Rand Paul is a candidate for US Senate from Kentucky and he spoke at a fundraiser last night in New York City to a large enthusiastic crowd. He was joined by Peter Schiff (will he run for Senate too?), Adam Kokesh a candidate for Congress from New Mexico and Congressman Scott Garrett (NJ). If anyone was worried (or hoping?) that the Ron Paul Revolution was diminishing you should be thoroughly disabused of that notion.
Rand, like his dad, is a doctor. He knows something about health care. Barak Obama and most of the politicians shaping our health future do not. He said that one reason health care costs are too high is that there is little or no price competition. That may come as a surprise to the politicians and bureaucrats. He also suggested that we need insurance that looks more like term life insurance, that is, you buy a extended multi-year policy with prices set out when you buy it so you can’t be blackmailed later because you happen to get sick. In addition there should be high deductibles to encourage sensible consumption of health services and further encourage price competition.

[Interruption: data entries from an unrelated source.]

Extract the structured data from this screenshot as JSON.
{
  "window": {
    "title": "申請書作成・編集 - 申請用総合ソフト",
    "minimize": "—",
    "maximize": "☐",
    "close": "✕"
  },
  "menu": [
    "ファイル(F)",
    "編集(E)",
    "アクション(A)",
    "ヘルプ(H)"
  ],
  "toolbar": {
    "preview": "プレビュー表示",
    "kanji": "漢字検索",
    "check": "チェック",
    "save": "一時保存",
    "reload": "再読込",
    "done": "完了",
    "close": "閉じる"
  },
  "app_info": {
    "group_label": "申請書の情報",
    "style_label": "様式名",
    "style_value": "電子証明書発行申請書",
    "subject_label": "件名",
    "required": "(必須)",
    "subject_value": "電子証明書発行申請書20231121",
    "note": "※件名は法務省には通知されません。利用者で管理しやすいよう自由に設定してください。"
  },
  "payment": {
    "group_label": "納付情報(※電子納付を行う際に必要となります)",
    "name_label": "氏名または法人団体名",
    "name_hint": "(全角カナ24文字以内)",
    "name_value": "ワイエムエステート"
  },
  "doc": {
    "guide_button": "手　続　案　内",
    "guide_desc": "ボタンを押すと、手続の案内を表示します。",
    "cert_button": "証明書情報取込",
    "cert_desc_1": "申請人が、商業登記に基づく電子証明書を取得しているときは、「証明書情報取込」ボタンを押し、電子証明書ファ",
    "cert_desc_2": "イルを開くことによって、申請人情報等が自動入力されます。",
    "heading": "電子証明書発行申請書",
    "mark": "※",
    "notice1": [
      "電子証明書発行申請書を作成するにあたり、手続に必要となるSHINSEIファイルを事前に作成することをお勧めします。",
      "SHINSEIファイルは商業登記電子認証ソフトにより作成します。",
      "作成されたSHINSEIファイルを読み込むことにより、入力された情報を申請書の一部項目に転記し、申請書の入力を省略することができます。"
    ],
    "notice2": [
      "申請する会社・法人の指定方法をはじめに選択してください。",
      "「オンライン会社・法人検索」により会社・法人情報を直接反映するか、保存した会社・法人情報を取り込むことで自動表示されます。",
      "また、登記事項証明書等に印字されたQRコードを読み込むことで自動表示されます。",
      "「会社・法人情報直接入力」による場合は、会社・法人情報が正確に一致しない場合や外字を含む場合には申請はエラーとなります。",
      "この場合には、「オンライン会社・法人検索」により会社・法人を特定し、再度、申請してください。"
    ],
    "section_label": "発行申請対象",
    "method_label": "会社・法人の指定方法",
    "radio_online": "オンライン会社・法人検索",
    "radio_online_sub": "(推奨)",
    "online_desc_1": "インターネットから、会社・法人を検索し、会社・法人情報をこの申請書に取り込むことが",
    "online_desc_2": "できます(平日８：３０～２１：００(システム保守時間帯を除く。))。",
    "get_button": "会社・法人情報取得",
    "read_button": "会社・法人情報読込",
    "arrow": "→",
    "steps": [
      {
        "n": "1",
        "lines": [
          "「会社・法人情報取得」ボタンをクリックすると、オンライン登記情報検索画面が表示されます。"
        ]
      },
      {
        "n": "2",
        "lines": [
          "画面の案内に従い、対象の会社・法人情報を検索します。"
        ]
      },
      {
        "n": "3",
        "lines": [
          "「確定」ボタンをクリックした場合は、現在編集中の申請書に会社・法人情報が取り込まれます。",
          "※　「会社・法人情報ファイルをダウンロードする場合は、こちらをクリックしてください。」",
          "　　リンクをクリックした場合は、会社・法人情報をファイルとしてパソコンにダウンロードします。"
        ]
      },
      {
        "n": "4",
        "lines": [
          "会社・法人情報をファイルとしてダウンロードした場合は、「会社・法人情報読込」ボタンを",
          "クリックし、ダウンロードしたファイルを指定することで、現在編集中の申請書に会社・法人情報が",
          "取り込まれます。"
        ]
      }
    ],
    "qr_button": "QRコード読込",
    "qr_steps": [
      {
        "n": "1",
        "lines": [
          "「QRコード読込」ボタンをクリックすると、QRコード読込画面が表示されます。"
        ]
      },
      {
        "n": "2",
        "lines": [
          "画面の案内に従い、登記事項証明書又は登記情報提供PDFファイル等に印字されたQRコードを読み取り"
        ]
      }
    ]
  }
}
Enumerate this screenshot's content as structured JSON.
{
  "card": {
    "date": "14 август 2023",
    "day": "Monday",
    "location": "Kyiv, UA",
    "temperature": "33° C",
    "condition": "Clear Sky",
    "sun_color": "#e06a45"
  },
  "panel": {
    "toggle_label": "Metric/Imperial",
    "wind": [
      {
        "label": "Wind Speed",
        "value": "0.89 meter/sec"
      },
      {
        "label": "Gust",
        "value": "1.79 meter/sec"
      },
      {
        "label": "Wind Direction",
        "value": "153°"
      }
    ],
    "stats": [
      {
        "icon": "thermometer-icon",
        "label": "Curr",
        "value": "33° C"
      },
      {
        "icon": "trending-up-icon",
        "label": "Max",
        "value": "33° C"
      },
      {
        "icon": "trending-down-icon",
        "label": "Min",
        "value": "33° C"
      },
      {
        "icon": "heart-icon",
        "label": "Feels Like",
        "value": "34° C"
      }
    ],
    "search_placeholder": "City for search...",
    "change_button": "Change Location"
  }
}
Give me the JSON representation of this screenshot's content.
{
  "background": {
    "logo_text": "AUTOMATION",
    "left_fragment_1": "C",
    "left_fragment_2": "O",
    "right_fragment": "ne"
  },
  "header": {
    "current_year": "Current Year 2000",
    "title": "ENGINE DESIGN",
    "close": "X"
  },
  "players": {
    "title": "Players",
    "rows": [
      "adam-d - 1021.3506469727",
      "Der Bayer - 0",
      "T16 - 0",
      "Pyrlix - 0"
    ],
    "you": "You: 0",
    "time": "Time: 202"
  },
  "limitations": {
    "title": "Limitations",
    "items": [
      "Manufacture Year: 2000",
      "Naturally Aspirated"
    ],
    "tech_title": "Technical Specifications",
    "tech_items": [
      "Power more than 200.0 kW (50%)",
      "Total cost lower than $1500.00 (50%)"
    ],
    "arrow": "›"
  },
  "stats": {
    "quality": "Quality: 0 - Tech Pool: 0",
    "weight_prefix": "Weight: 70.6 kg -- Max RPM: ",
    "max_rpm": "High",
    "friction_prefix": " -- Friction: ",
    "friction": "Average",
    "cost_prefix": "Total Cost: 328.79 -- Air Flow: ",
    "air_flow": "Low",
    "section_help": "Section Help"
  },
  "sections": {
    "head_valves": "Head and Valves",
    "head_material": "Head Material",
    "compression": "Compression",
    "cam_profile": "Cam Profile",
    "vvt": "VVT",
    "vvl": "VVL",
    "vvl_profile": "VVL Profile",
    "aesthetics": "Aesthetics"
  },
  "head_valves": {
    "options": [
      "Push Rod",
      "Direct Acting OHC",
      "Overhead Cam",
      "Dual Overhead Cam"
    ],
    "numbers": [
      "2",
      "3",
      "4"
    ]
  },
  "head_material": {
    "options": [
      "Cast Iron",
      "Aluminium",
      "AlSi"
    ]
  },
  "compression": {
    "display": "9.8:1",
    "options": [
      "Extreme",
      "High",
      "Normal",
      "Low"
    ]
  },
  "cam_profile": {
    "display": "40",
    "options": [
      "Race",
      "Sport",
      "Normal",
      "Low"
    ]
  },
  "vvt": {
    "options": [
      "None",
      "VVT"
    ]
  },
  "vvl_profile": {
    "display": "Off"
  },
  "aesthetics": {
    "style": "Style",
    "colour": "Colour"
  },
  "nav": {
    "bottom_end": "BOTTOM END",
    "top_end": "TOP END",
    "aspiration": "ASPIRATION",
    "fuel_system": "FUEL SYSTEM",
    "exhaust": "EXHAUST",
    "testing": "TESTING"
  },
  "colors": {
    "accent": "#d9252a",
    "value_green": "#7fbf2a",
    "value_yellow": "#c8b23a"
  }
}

That’s a great idea in a sea of great ideas that have been out there all along. For example, interstate competition for health insurance and allowing individuals a tax deduction for health insurance. Linking health insurance to your job was a bad idea when government’s war wage controls created it and it’s a worse idea now because it reduces choice, reduces competition, raise costs and reduce job mobility. But the Democrats plan to make a bad idea worse by mandating employer provided health insurance. Why not go the other way and make health insurance and individual thing like car insurance that you can take with you regardless of where you work? No – that would be too much like freedom – the Dems have to force you to do it the collectivist way when there is a perfectly good free market (well free-er ) solution.
Remember when welfare was one of the biggest issues facing us? Many of you are probably too young to remember that. That problem was solved by individual states – not by the Ferderal Government. And they were successful! Not that I am a fan of state government either but at least you get a competition of ideas. You don’t get one big mistake. You see what works and what doesn’t and then choose the best. I propose that’s what should happen with health care. Let the Federal Government get out of it completely unless you want another Medicare , Medicaid, Social Security disaster program bankrupting us even faster.
So instead of passing a 1100 page bill they haven’t read why don’t they just repeal all Federal regulation of health care and then sit down with a copy of the Constitution before they come up with anything new.